Numerous Bassmaster tournaments have been held in coastal fisheries of Louisiana, including four Bassmaster Classic world championships in the Louisiana Delta out of New Orleans between 1999 and 2011. However, B.A.S.S. announced last year it would no longer schedule professional tournaments in Louisiana tidewaters where anglers risk being arrested for fishing what appear to be and have historically been public waterways. State law does not currently require the waters be posted against trespassing.

In a Bassmaster Elite Series tournament to be held April 6-9 on the Sabine River out of Orange, Texas, Louisiana waters have been declared off-limits to anglers, said Trip Weldon, B.A.S.S. tournament director.

He noted that in previous Elite tournaments on the Sabine, some anglers practiced in waters they thought were public, only to find them closed when competition began. In addition, anglers in the Bassmaster Central Open on the Sabine River last June were informed on the eve of competition they could not enter a large section of tidewaters where many had planned to fish.

Gilliland said B.A.S.S. supports efforts by the Louisiana Sportsman’s Coalition to update the state’s antiquated definitions of land ownership and navigable waters, and it has urged B.A.S.S. members in Louisiana — as well as those who travel from out of state to fish in the “Sportsman’s Paradise” — to support passage of the HB 391. “This bill is a start in the right direction,” he said.
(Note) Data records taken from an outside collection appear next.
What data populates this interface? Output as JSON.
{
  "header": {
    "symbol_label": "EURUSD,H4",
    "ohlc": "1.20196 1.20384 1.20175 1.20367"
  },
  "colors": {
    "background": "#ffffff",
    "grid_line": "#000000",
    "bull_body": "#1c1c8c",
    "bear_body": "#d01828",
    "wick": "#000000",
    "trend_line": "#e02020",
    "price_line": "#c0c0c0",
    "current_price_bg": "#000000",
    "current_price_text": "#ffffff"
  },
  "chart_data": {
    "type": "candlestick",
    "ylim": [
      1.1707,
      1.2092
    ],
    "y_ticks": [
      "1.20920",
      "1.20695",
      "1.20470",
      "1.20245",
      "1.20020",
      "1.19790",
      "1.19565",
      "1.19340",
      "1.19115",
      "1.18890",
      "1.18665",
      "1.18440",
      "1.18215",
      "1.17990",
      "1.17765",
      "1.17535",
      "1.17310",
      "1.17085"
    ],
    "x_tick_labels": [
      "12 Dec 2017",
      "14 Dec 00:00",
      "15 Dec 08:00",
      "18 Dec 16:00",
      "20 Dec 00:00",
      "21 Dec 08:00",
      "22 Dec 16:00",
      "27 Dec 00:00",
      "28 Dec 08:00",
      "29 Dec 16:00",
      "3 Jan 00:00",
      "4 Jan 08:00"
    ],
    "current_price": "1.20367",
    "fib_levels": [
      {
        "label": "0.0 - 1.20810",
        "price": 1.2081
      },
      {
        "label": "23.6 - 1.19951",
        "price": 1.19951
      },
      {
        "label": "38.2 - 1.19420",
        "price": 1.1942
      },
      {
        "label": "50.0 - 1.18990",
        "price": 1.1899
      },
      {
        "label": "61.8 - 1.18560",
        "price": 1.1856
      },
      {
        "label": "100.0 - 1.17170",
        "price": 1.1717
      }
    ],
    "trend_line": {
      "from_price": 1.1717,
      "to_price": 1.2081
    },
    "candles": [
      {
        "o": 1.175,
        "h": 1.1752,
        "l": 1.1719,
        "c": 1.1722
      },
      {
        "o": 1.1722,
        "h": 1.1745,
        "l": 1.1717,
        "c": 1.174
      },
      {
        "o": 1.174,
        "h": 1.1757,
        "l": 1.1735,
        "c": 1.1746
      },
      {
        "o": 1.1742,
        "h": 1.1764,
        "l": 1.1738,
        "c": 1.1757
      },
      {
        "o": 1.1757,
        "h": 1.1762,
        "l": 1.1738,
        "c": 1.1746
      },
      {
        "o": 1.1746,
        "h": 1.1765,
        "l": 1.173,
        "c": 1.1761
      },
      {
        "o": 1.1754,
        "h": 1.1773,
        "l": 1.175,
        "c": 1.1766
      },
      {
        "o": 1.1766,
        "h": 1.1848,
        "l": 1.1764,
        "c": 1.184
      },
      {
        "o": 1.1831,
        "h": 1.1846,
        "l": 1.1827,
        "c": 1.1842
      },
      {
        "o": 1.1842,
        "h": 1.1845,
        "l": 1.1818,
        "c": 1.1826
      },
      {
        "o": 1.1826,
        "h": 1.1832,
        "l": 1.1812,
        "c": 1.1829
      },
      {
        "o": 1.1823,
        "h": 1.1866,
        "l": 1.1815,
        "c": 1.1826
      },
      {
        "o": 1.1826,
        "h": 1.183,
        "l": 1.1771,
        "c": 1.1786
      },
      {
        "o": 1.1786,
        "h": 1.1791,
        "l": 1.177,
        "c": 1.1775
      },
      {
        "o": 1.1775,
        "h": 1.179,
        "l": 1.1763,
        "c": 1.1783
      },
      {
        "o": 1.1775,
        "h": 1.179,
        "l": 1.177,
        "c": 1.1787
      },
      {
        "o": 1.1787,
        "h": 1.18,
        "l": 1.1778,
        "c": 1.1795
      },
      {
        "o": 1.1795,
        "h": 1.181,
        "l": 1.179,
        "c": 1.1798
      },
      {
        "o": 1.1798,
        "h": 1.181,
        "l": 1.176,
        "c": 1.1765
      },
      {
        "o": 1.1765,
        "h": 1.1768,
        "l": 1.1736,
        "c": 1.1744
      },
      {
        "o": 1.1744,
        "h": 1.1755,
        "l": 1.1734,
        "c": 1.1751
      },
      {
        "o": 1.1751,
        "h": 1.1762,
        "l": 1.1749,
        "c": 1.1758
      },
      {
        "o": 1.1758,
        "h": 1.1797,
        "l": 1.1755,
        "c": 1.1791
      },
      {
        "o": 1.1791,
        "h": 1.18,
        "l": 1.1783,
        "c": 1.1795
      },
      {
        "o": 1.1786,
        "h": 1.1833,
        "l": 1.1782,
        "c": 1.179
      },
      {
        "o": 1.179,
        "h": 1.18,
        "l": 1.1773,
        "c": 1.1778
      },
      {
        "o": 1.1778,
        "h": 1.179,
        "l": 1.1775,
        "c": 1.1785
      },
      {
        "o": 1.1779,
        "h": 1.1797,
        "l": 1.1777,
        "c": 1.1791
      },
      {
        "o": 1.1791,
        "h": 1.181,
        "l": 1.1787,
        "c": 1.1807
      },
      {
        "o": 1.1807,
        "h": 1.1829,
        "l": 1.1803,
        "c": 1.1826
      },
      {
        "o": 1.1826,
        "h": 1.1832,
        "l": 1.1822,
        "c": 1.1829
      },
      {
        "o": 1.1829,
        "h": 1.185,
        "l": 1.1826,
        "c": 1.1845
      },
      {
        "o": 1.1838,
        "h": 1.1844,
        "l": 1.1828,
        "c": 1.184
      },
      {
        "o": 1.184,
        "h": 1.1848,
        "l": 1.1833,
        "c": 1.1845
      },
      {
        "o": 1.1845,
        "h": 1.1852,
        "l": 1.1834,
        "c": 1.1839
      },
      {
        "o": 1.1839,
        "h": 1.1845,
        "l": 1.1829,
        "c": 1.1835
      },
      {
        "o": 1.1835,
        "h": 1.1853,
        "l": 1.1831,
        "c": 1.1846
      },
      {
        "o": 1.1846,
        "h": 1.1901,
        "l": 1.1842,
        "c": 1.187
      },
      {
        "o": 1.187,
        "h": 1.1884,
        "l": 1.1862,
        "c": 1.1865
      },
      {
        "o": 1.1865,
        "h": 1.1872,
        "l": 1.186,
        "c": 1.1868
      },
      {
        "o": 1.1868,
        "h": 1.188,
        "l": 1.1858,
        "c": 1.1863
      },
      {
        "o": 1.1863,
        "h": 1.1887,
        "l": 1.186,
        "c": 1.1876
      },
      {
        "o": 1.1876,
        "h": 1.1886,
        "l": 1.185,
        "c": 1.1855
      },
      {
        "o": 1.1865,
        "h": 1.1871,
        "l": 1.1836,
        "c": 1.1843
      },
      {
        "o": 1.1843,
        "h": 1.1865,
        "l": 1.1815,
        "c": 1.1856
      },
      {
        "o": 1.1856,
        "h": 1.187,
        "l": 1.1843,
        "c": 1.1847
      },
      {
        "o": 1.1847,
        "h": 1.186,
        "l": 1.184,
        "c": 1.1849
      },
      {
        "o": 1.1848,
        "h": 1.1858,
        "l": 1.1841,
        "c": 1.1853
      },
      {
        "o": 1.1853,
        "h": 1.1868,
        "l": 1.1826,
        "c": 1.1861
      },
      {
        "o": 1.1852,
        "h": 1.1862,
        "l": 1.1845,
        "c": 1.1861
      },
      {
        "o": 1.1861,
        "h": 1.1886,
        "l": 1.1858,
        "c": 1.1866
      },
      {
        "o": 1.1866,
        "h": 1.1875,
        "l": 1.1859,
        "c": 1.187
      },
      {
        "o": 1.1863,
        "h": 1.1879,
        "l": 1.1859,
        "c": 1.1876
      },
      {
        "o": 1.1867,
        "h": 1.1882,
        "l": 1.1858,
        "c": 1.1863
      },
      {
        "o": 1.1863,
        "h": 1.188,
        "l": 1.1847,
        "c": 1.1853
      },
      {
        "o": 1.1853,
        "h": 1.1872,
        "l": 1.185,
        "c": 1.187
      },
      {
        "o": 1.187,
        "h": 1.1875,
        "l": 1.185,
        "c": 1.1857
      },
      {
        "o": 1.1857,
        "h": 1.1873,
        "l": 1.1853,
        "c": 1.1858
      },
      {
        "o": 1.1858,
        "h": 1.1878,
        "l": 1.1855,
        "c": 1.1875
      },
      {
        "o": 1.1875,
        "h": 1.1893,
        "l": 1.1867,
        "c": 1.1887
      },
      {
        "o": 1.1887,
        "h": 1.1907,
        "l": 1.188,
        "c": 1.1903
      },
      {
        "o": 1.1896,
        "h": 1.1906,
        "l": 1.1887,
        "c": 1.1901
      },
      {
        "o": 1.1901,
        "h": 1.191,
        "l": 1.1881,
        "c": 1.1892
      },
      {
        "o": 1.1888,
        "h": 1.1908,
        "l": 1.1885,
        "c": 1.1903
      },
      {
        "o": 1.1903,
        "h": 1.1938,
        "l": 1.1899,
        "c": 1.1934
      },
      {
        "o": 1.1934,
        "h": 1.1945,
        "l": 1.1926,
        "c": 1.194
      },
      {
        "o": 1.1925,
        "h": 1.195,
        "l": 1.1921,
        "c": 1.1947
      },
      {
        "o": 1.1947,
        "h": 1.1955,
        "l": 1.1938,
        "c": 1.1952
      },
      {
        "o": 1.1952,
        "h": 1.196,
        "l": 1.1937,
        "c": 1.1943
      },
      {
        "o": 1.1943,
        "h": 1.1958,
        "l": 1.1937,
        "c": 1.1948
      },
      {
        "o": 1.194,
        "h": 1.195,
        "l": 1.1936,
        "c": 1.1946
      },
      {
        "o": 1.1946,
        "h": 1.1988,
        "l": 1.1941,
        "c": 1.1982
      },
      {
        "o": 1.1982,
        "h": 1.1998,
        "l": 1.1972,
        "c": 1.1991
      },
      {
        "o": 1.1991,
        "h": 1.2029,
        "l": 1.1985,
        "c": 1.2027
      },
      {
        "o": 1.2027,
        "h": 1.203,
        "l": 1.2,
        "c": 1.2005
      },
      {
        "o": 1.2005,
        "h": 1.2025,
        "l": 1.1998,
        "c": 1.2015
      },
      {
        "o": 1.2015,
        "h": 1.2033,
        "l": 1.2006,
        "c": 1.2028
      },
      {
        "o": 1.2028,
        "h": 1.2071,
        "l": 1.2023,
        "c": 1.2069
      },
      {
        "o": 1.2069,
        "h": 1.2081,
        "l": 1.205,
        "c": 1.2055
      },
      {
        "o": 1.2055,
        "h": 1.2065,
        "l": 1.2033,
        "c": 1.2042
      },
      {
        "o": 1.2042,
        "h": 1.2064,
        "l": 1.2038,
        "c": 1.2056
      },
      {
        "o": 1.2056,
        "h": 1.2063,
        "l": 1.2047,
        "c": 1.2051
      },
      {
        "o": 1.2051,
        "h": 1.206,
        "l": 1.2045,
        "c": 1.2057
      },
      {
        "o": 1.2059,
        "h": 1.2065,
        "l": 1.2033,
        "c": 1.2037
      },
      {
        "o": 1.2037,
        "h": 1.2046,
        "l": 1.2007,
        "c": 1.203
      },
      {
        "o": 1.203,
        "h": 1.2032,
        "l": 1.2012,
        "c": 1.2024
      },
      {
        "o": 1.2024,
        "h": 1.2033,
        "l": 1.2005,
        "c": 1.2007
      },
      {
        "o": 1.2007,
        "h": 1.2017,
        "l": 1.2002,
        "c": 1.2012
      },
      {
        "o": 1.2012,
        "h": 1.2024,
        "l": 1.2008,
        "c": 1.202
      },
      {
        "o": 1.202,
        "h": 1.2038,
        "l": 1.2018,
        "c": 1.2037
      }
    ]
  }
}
Pearson’s bill states, “The running waters of the state and the wild aquatic life inhabiting those waters are and remain the property of the state and, as such, title and ownership remain unchanged whether the running waters flow over public or private water bottoms.” It also would prohibit anyone from restricting or prohibiting the “public navigation of running waters which are navigable by a motorboat.”

In addition, it would protect private property along the canals and other channels from damage by boaters.